Are you installing a core of 2" x 8" x 6" ? There is a core slightly larger too which was refered to as being the H.D. unit.
I find the standard cores to be good for about ten years. The center is the same for most all of them, only the ends are different. it takes a good 2-4 hours to remove one, but then it gets worked up here at home. Most often the leaks are from water deposits getting in between the end caps and the core, then due to heat and cooling, they wedge further and further in until a leak comes in.
I usually just unsolder the two end caps with a very small tipped Acy (but can also be done with propane). This takes all of two minutes and if the leak was at the caps, boy will it show up then. Then with a foot long strip of banding steel just rod out the flues, under running water. You need to dry good, then tin up the caps and the core ends with excess clean and shiney solder. Use a 3/4" pipe clamp to squeeze each of the caps back into position, then heat and apply more solder to the edges. May need needle nosed pliers to hold certain tight spots too. One time had a leak in the middle of a core, so plugged each end of the particular tube with brazing rod snips and soldered in place.

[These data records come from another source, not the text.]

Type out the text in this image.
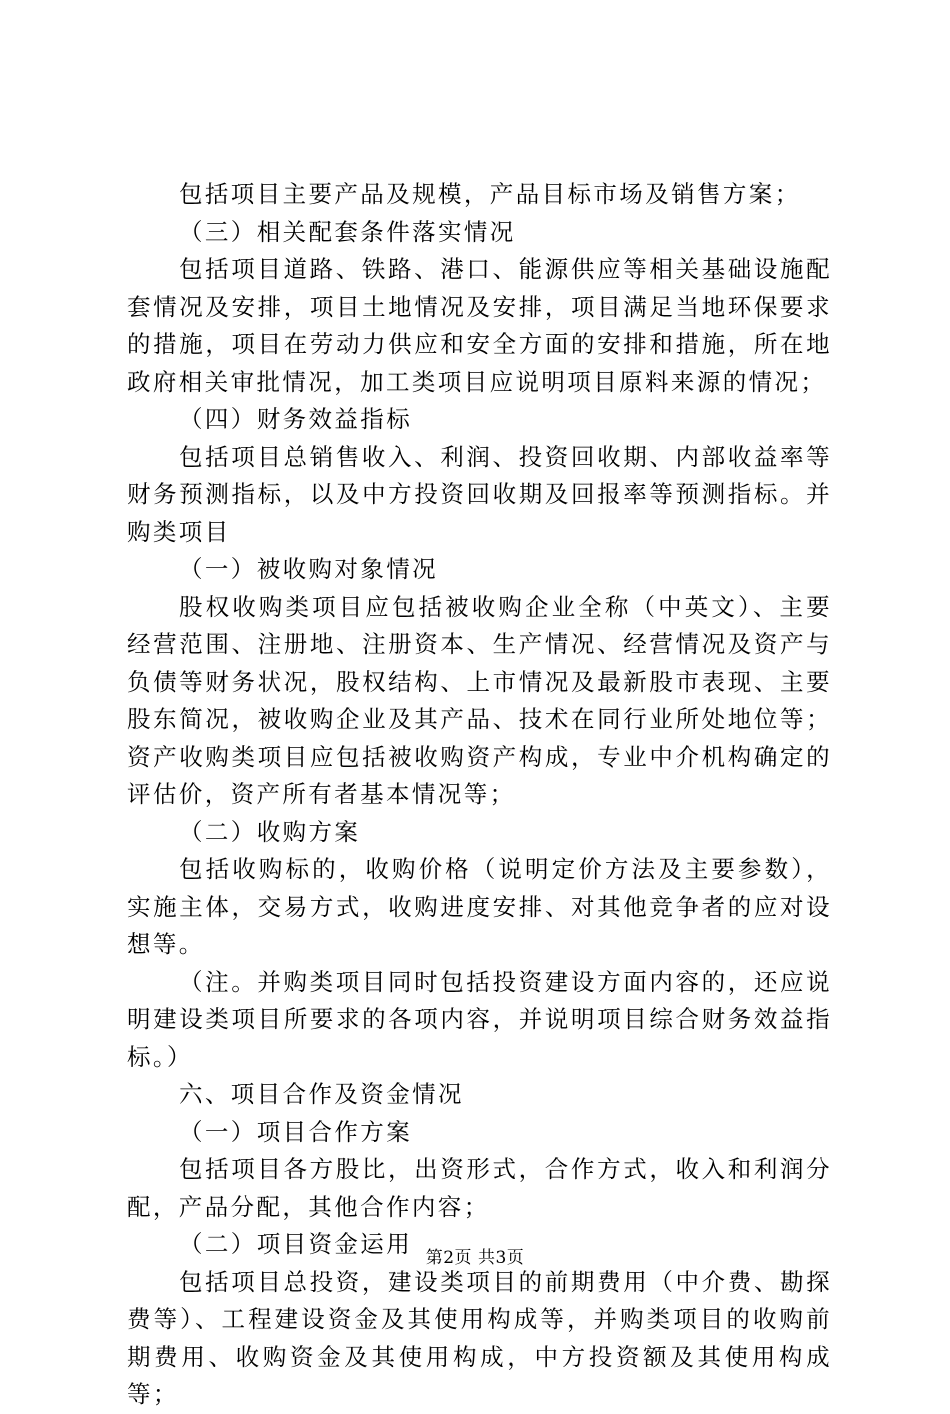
包括项目主要产品及规模，产品目标市场及销售方案；

（三）相关配套条件落实情况

包括项目道路、铁路、港口、能源供应等相关基础设施配套情况及安排，项目土地情况及安排，项目满足当地环保要求的措施，项目在劳动力供应和安全方面的安排和措施，所在地政府相关审批情况，加工类项目应说明项目原料来源的情况；

（四）财务效益指标

包括项目总销售收入、利润、投资回收期、内部收益率等财务预测指标，以及中方投资回收期及回报率等预测指标。并购类项目

（一）被收购对象情况

股权收购类项目应包括被收购企业全称（中英文）、主要经营范围、注册地、注册资本、生产情况、经营情况及资产与负债等财务状况，股权结构、上市情况及最新股市表现、主要股东简况，被收购企业及其产品、技术在同行业所处地位等；资产收购类项目应包括被收购资产构成，专业中介机构确定的评估价，资产所有者基本情况等；

（二）收购方案

包括收购标的，收购价格（说明定价方法及主要参数），实施主体，交易方式，收购进度安排、对其他竞争者的应对设想等。

（注。并购类项目同时包括投资建设方面内容的，还应说明建设类项目所要求的各项内容，并说明项目综合财务效益指标。）

六、项目合作及资金情况

（一）项目合作方案

包括项目各方股比，出资形式，合作方式，收入和利润分配，产品分配，其他合作内容；

（二）项目资金运用

包括项目总投资，建设类项目的前期费用（中介费、勘探费等）、工程建设资金及其使用构成等，并购类项目的收购前期费用、收购资金及其使用构成，中方投资额及其使用构成等；

第2页 共3页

After you are done, hook a broken ended garden hose to one of the pipes, turn on slow then hold your thumb over the end. If any leaks, they will hit you in the face. Dry and solder there. Watch it for domestic water pressure is usually greater than 60PSI, so use your thumb to regulate the pressure, not something clamped in place.
You know the unit fits, as it just came out of the heater unit two hours ago. The cleaning, inspection and soldering operation ought to consume about 60-90 minutes, which includes gathering the tools, drying and watching the television in between time. It saves you a good $30+ and don't have to drive to auto store for new one.